Ontario has opened its online consultation for the province’s 2016 budget priorities. SWOTA has posted a submission asking for integrated public transportation outside the GTAA, as envisioned in our Network Southwest plan. The submission can be voted on, and comments provided here
A copy of the submission can also be viewed below:
Created on December 9, 2015 by Terence Johnson
6 comments
While Metrolinx has made great strides in improving and integrating public transport in the GTHA, services in Southwestern, Eastern, and Northern Ontario have declined, and communities have suffered as a result.
Since 2009, more than 100 Ontario communities have lost their last public transport connection to the outside world. Strategically, this creates a risk of long-term economic decline across entire regions that will become harder to reverse as time goes on. On a human scale, when someone needs to travel to a medical appointment, to work, or simply to visit friends or relatives, this is already a crisis.
The social and economic costs of isolation are large compared to what it would cost to revitalize Ontario’s public transport network.
Restoring Ontario’s public transportation network outside the GTHA would require only a small fraction of the $15bn the Ontario government has already pledged to invest in infrastructure.

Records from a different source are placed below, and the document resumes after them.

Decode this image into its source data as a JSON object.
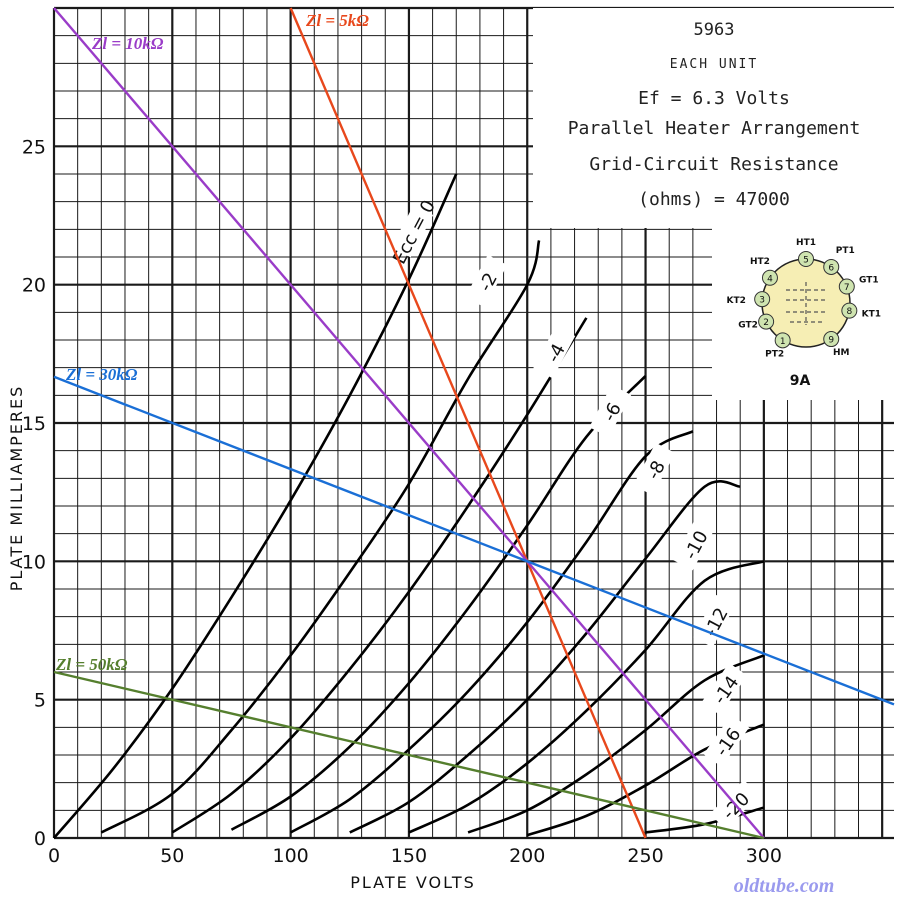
{
  "chart_data": {
    "type": "line",
    "title": "5963",
    "info_lines": [
      "EACH UNIT",
      "Ef = 6.3 Volts",
      "Parallel Heater Arrangement",
      "Grid-Circuit Resistance",
      "(ohms) = 47000"
    ],
    "xlabel": "PLATE VOLTS",
    "ylabel": "PLATE MILLIAMPERES",
    "xlim": [
      0,
      355
    ],
    "ylim": [
      0,
      30
    ],
    "x_ticks": [
      0,
      50,
      100,
      150,
      200,
      250,
      300
    ],
    "y_ticks": [
      0,
      5,
      10,
      15,
      20,
      25
    ],
    "grid": true,
    "series": [
      {
        "name": "Ecc = 0",
        "points": [
          [
            0,
            0
          ],
          [
            25,
            2.5
          ],
          [
            50,
            5.4
          ],
          [
            75,
            8.7
          ],
          [
            100,
            12.2
          ],
          [
            125,
            16
          ],
          [
            150,
            20.2
          ],
          [
            170,
            24
          ]
        ]
      },
      {
        "name": "-2",
        "points": [
          [
            20,
            0.2
          ],
          [
            50,
            1.6
          ],
          [
            75,
            3.9
          ],
          [
            100,
            6.6
          ],
          [
            125,
            9.6
          ],
          [
            150,
            12.8
          ],
          [
            175,
            16.6
          ],
          [
            200,
            20
          ],
          [
            205,
            21.6
          ]
        ]
      },
      {
        "name": "-4",
        "points": [
          [
            50,
            0.2
          ],
          [
            75,
            1.6
          ],
          [
            100,
            3.6
          ],
          [
            125,
            6.1
          ],
          [
            150,
            8.9
          ],
          [
            175,
            12
          ],
          [
            200,
            15.3
          ],
          [
            225,
            18.8
          ]
        ]
      },
      {
        "name": "-6",
        "points": [
          [
            75,
            0.3
          ],
          [
            100,
            1.5
          ],
          [
            125,
            3.3
          ],
          [
            150,
            5.6
          ],
          [
            175,
            8.3
          ],
          [
            200,
            11.3
          ],
          [
            225,
            14.5
          ],
          [
            250,
            16.7
          ]
        ]
      },
      {
        "name": "-8",
        "points": [
          [
            100,
            0.2
          ],
          [
            125,
            1.4
          ],
          [
            150,
            3.2
          ],
          [
            175,
            5.3
          ],
          [
            200,
            7.8
          ],
          [
            225,
            10.7
          ],
          [
            250,
            13.8
          ],
          [
            270,
            14.7
          ]
        ]
      },
      {
        "name": "-10",
        "points": [
          [
            125,
            0.2
          ],
          [
            150,
            1.3
          ],
          [
            175,
            3
          ],
          [
            200,
            5
          ],
          [
            225,
            7.4
          ],
          [
            250,
            10.1
          ],
          [
            275,
            12.7
          ],
          [
            290,
            12.7
          ]
        ]
      },
      {
        "name": "-12",
        "points": [
          [
            150,
            0.2
          ],
          [
            175,
            1.2
          ],
          [
            200,
            2.7
          ],
          [
            225,
            4.6
          ],
          [
            250,
            6.8
          ],
          [
            275,
            9.3
          ],
          [
            300,
            10
          ]
        ]
      },
      {
        "name": "-14",
        "points": [
          [
            175,
            0.2
          ],
          [
            200,
            1
          ],
          [
            225,
            2.3
          ],
          [
            250,
            3.9
          ],
          [
            275,
            5.7
          ],
          [
            300,
            6.6
          ]
        ]
      },
      {
        "name": "-16",
        "points": [
          [
            200,
            0.1
          ],
          [
            225,
            0.8
          ],
          [
            250,
            1.9
          ],
          [
            275,
            3.2
          ],
          [
            300,
            4.1
          ]
        ]
      },
      {
        "name": "-20",
        "points": [
          [
            250,
            0.2
          ],
          [
            275,
            0.5
          ],
          [
            300,
            1.1
          ]
        ]
      }
    ],
    "load_lines": [
      {
        "name": "Zl = 5kΩ",
        "color": "#e8481c",
        "points": [
          [
            100,
            30
          ],
          [
            250,
            0
          ]
        ]
      },
      {
        "name": "Zl = 10kΩ",
        "color": "#9a3cc8",
        "points": [
          [
            0,
            30
          ],
          [
            300,
            0
          ]
        ]
      },
      {
        "name": "Zl = 30kΩ",
        "color": "#1a6fd6",
        "points": [
          [
            0,
            16.67
          ],
          [
            355,
            4.83
          ]
        ]
      },
      {
        "name": "Zl = 50kΩ",
        "color": "#557f2e",
        "points": [
          [
            0,
            6
          ],
          [
            300,
            0
          ]
        ]
      }
    ]
  },
  "basing_diagram": {
    "label": "9A",
    "pins": [
      {
        "num": "1",
        "label": "PT2"
      },
      {
        "num": "2",
        "label": "GT2"
      },
      {
        "num": "3",
        "label": "KT2"
      },
      {
        "num": "4",
        "label": "HT2"
      },
      {
        "num": "5",
        "label": "HT1"
      },
      {
        "num": "6",
        "label": "PT1"
      },
      {
        "num": "7",
        "label": "GT1"
      },
      {
        "num": "8",
        "label": "KT1"
      },
      {
        "num": "9",
        "label": "HM"
      }
    ]
  },
  "watermark": "oldtube.com",
  "colors": {
    "grid": "#1a1a1a",
    "curve": "#000000",
    "pin_fill": "#cfe4b0",
    "bulb_fill": "#f6eeb4"
  }
}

The key ingredient is not money, but collaboration. By working with the federal government, municipalities, and the bus industry, the province can get the best value for every dollar.
Connecting services and coordinating schedules so door-to-door car-free journeys become practical and easy is cheap, simple, and already happening right across the border in Michigan. There, Amtrak, local transit, and long-distance bus operators work together. It already happens in Ontario, within the GTHA.
Rail service cuts by the federal government in 2012 hit many communities hard, including Niagara Falls, St. Catharines, Stratford, Cornwall, and Belleville. There are also many communities, including St. Thomas, Leamington, and Goderich, where bus services have been withdrawn by Greyhound, in some cases many years ago. However, Ontario’s current bus regulations prevent local operators or our municipalities from offering a new service.
The province has already made a step in the right direction by announcing a review of bus regulations in fall 2015 that may allow Ontario companies to start providing services to local communities. Seed funding to restore a core network of services integrated with each other, transit, and rail, is vital to ensuring that Ontario gets the network it needs to meet its commitment to tackle pollution and to give youth and seniors in all our communities the mobility they need and deserve.
Improving Ontario’s public transportation system will materially assist Ontario municipalities with their sustainability plans, including reduced carbon footprints, a stable or increasing population (as opposed to population shift and decline), easier recruitment and retention of skilled professionals, tourism promotion, increased workplace productivity, and more high-paying and permanent jobs.
A 2015 study by the Southwestern Ontario Transportation Alliance estimated the capital cost of implementing a fully integrated network for Southwestern Ontario at $400 million over five years, to be shared with the federal government. This would include helping municipalities upgrade existing bus terminals and rail stations in ways that attract new economic development, eliminating the worst train delays and road safety hazards by lighting rural grade crossings and replacing 60-year-old trains with new made-in-Ontario equipment. (http://www.swota.ca/network-southwest)
If our government acts now, these incremental improvements can deliver significant results before the next election for the one-third of Ontarians who do not own a car or prefer not to drive.